В зоне не любили наказывать. Но ведь не думает же Леша, что все обойдется? Случай с колодцем исчерпал терпение у всех. Белоручек здесь никогда не жаловали. Пионеры знали это и как огня боялись прозвищ, которые имел право присваивать совет отряда: «маменькин сыночек», «папенькина дочка»… Правда, стоило им исправиться и зарекомендовать себя самостоятельными людьми, как прозвище тут же снималось и забывалось. Никто больше не смел дразниться, если сам не хотел угодить на совет отряда. На что же рассчитывал «Леша Помазанцев, столь беспечно улыбаясь перед крутым разговором с советом отряда? Ведь знал же — прозвище «дедушкин внучек» ему обеспечено… Может быть, он улыбался от… страха? Нет, «Леша вышел на середину и с не свойственной ему смелостью сказал:
— Пионер Алексей Помазанцев сообщает, что он, то есть я… Я, то есть Алексей Помазанцев, сообщаю… — Насмешливая Неля Исаева, редактор уличного «Крокодила» зоны, прыснула, но тут же надула губы и вся обратилась в слух под строгим взглядом Воронка. А «Леша, теряя смелость, продолжал: — Я сообщаю, что, вот… — и он протянул Воронку бумажку, которую, держа речь, мял в руках.

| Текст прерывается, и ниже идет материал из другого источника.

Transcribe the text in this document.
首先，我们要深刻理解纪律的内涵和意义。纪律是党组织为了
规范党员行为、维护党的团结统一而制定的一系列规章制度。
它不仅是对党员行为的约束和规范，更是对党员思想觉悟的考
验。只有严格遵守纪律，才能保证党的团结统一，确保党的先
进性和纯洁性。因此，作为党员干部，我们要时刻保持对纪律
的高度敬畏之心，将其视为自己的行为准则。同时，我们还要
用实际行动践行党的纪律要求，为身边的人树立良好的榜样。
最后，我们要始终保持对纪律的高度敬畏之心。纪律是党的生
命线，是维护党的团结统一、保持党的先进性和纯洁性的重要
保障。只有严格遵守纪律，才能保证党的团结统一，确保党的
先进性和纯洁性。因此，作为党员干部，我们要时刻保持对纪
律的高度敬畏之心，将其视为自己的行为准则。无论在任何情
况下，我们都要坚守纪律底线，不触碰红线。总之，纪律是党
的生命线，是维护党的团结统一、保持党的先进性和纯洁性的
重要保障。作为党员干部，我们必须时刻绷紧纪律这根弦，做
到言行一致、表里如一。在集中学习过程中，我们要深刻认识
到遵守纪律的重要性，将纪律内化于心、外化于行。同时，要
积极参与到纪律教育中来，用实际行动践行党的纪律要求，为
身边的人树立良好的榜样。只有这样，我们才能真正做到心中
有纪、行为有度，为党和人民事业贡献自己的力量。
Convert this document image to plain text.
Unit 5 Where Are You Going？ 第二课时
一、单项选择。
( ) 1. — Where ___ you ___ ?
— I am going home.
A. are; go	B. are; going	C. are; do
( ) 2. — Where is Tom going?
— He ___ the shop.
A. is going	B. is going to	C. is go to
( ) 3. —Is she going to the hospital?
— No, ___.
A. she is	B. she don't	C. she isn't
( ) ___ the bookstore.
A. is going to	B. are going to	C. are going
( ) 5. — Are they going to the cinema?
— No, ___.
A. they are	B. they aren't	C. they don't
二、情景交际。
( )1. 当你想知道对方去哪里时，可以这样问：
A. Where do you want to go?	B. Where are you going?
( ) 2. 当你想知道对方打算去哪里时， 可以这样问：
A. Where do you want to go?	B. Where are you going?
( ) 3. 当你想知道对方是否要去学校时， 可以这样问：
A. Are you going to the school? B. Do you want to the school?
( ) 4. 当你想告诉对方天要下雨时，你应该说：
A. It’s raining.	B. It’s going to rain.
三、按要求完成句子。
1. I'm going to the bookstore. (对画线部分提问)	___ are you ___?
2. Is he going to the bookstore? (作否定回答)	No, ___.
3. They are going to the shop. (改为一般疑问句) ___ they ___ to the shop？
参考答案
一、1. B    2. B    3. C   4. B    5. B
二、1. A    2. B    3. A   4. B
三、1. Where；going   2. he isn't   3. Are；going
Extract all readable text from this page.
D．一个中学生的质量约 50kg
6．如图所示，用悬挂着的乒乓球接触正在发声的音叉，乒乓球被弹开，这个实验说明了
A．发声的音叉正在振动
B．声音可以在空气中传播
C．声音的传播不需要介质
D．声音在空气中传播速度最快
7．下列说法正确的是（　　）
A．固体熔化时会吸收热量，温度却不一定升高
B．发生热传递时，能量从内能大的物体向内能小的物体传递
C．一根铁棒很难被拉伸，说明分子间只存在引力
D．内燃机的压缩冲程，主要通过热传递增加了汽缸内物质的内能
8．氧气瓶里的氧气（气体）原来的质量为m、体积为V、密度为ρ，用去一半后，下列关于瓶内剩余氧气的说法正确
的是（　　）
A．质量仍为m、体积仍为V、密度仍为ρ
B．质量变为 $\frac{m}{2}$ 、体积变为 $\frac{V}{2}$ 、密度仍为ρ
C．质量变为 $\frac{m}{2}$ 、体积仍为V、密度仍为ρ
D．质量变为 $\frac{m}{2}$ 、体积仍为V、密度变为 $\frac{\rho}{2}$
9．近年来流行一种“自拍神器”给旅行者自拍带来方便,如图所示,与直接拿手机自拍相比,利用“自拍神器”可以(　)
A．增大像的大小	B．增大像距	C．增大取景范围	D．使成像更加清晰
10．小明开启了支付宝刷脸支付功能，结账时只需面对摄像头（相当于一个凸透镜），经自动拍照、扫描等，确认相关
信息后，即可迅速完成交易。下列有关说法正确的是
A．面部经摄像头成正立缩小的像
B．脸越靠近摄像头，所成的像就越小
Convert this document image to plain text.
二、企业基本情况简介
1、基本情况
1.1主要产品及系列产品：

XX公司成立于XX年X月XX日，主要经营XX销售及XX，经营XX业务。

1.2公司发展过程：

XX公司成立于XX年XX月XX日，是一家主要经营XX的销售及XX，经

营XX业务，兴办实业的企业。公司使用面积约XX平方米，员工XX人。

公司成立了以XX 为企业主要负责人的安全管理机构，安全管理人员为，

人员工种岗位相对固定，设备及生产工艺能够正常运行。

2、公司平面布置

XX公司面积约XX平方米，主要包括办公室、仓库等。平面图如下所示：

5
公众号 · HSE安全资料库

Головы, как подсолнухи, потянулись к Воронку.
— «Сообщение красного следопыта А. Помазанцева», — прочитал Воронок.
Читать дальше ему помешал энергичный и обидчивый Ваня Родин, начальник штаба красных следопытов зоны. Протиснувшись к Воронку, он, не скрывая гнева, крикнул:
— Почему не нам? Почему сразу на совет отряда?
Но Воронок не слушал его. Пробежав глазами то, что было написано дальше, он вдруг встал, смахнул со лба рыжий чуб и голосом, не допускающим возражения, сказал:
— Ввиду чрезвычайных обстоятельств заседание штаба переносится. Ивану Родину, Михаилу Онуфриеву и Геннадию Юровцу остаться. Всем остальным — выйти.
— А я? — спросил «Леша. — Мне тоже?
— Да, мы тебя вызовем, — сказал Воронок, ожидая, когда пионеры разойдутся.
А те не торопились. Глаза у них горели любопытством. В зоне любили тайны. И ребятам до смерти хотелось знать, что заставило председателя перенести заседание совета? Но Воронок был непроницаем, и они, потоптавшись, стали расходиться, бросая любопытные взгляды на Лешу Помазанцева: неужели ему удалось совершить нечто такое, что отведет от него беду, и присвоение прозвища «дедушкин внучек» не состоится?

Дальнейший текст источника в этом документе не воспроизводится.